Class-X students Arkadeep Bakshi, Sahil Agarwal and Kunal Surana no longer have to wake up at 6am, have a hurried breakfast, get ready and wait for schoolbuses to rush to school. But that doesn’t mean they are on a holiday during the nationwide lockdown imposed to minimise novel coronavirus spread. Accepting that the break shutdown might be long, many schools in the city have started online classes.
At home, students have to still wear their uniforms and sit down with a smartphone, tablet or computer to attend “school”. They have to log on to this virtual classroom at the time slotted and follow a routine that schools have started following, under the changed circumstances. The idea is not to waste valuable study time during this stay-at-home phase .
While some teachers admitted they were just about getting used to speaking before a camera, most students are loving the novel experience. La Martiniere for Girls, DPS Ruby Park, South City International and The Heritage are some of the schools that already started teaching and assessing students online this week. The Newtown School is also set to start virtual classes soon.
La Martiniere for Girls held its first online class on Wednesday. “We are glad the school started online classes. The Covid-19 crisis is not likely to end any time soon and we don’t want to lose out on lessons indefinitely,” said Anoushka Sen, a student of Class XI of the humanities stream. Classmate Sampriya Banik said, “I was missing school. At least, now we can look forward to being connected virtually. It felt as if we were back in classroom.”

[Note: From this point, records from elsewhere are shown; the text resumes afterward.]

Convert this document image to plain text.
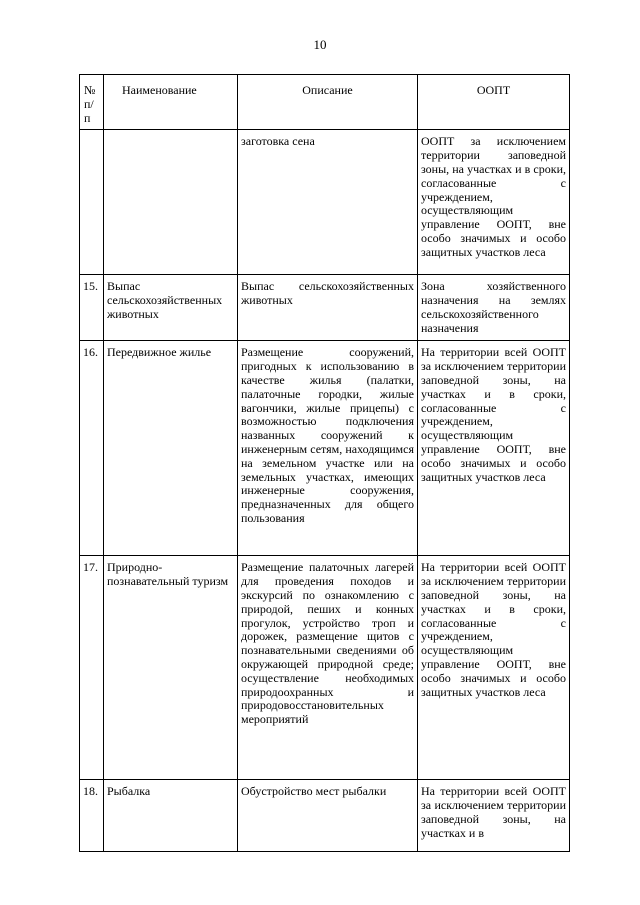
10
№ п/п	Наименование	Описание	ООПТ
		заготовка сена	ООПТ за исключением территории заповедной зоны, на участках и в сроки, согласованные с учреждением, осуществляющим управление ООПТ, вне особо значимых и особо защитных участков леса
15.	Выпас сельскохозяйственных животных	Выпас сельскохозяйственных животных	Зона хозяйственного назначения на землях сельскохозяйственного назначения
16.	Передвижное жилье	Размещение сооружений, пригодных к использованию в качестве жилья (палатки, палаточные городки, жилые вагончики, жилые прицепы) с возможностью подключения названных сооружений к инженерным сетям, находящимся на земельном участке или на земельных участках, имеющих инженерные сооружения, предназначенных для общего пользования	На территории всей ООПТ за исключением территории заповедной зоны, на участках и в сроки, согласованные с учреждением, осуществляющим управление ООПТ, вне особо значимых и особо защитных участков леса
17.	Природно-познавательный туризм	Размещение палаточных лагерей для проведения походов и экскурсий по ознакомлению с природой, пеших и конных прогулок, устройство троп и дорожек, размещение щитов с познавательными сведениями об окружающей природной среде; осуществление необходимых природоохранных и природовосстановительных мероприятий	На территории всей ООПТ за исключением территории заповедной зоны, на участках и в сроки, согласованные с учреждением, осуществляющим управление ООПТ, вне особо значимых и особо защитных участков леса
18.	Рыбалка	Обустройство мест рыбалки	На территории всей ООПТ за исключением территории заповедной зоны, на участках и в
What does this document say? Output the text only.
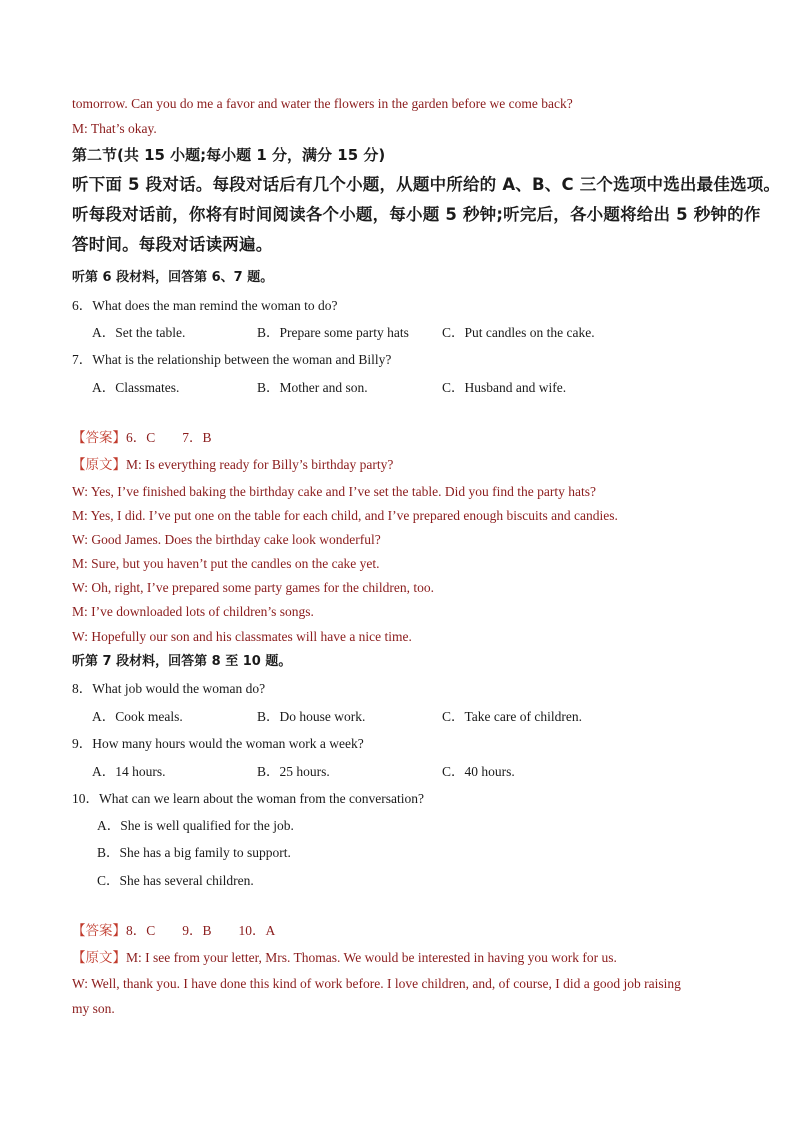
tomorrow. Can you do me a favor and water the flowers in the garden before we come back?
M: That’s okay.
第二节(共 15 小题;每小题 1 分，满分 15 分)
听下面 5 段对话。每段对话后有几个小题，从题中所给的 A、B、C 三个选项中选出最佳选项。
听每段对话前，你将有时间阅读各个小题，每小题 5 秒钟;听完后，各小题将给出 5 秒钟的作
答时间。每段对话读两遍。
听第 6 段材料，回答第 6、7 题。
6．What does the man remind the woman to do?
A．Set the table.	B．Prepare some party hats C．Put candles on the cake.
7．What is the relationship between the woman and Billy?
A．Classmates.	B．Mother and son.	C．Husband and wife.
【答案】6．C　　7．B
【原文】M: Is everything ready for Billy’s birthday party?
W: Yes, I’ve finished baking the birthday cake and I’ve set the table. Did you find the party hats?
M: Yes, I did. I’ve put one on the table for each child, and I’ve prepared enough biscuits and candies.
W: Good James. Does the birthday cake look wonderful?
M: Sure, but you haven’t put the candles on the cake yet.
W: Oh, right, I’ve prepared some party games for the children, too.
M: I’ve downloaded lots of children’s songs.
W: Hopefully our son and his classmates will have a nice time.
听第 7 段材料，回答第 8 至 10 题。
8．What job would the woman do?
A．Cook meals.	B．Do house work.	C．Take care of children.
9．How many hours would the woman work a week?
A．14 hours.	B．25 hours.	C．40 hours.
10．What can we learn about the woman from the conversation?
A．She is well qualified for the job.
B．She has a big family to support.
C．She has several children.
【答案】8．C　　9．B　　10．A
【原文】M: I see from your letter, Mrs. Thomas. We would be interested in having you work for us.
W: Well, thank you. I have done this kind of work before. I love children, and, of course, I did a good job raising
my son.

Teachers said the Plus-2 syllabus was huge and would become unmanageable unless continuous teaching was carried out. Hence, the decision to start online classes instead of to wait for the lockdown to end.
At The Heritage, it’s a study package of four-and-a-half hours that students have to sit through daily, divided over several subjects. A temporary routine has been drawn up. Students have been given links, which they can use to log on to the virtual classroom at 9am. The academic co-ordinator, Soubhik Jati, is setting it all up from his residence; his work starts at 7:30am and goes on till 8 at night so that lectures can be held smoothly and assignments can be submitted.
Jati said virtual classes were close to real classrooms. “The routine was prepared on March 20 itself and shared with heads of subjects who prepared the content. We are using a learning app for the platform for 75 days and students have been given free access,” he said.
Most students seem glad to be “back in class”. “We had maths on Wednesday. It was great speaking to my friends and teacher after so many days,” said DPS Ruby Park Class-VI student Ayan Mitra.
In the absence of smartboards, teachers used a big exercise book to write as they taught. “Apart from online teaching via a video-call app, we are uploading chapter-wise assignments of different subjects. Flip Learn and our school’s own app are also being used for online lessons,” said a teacher at DPS Ruby Park.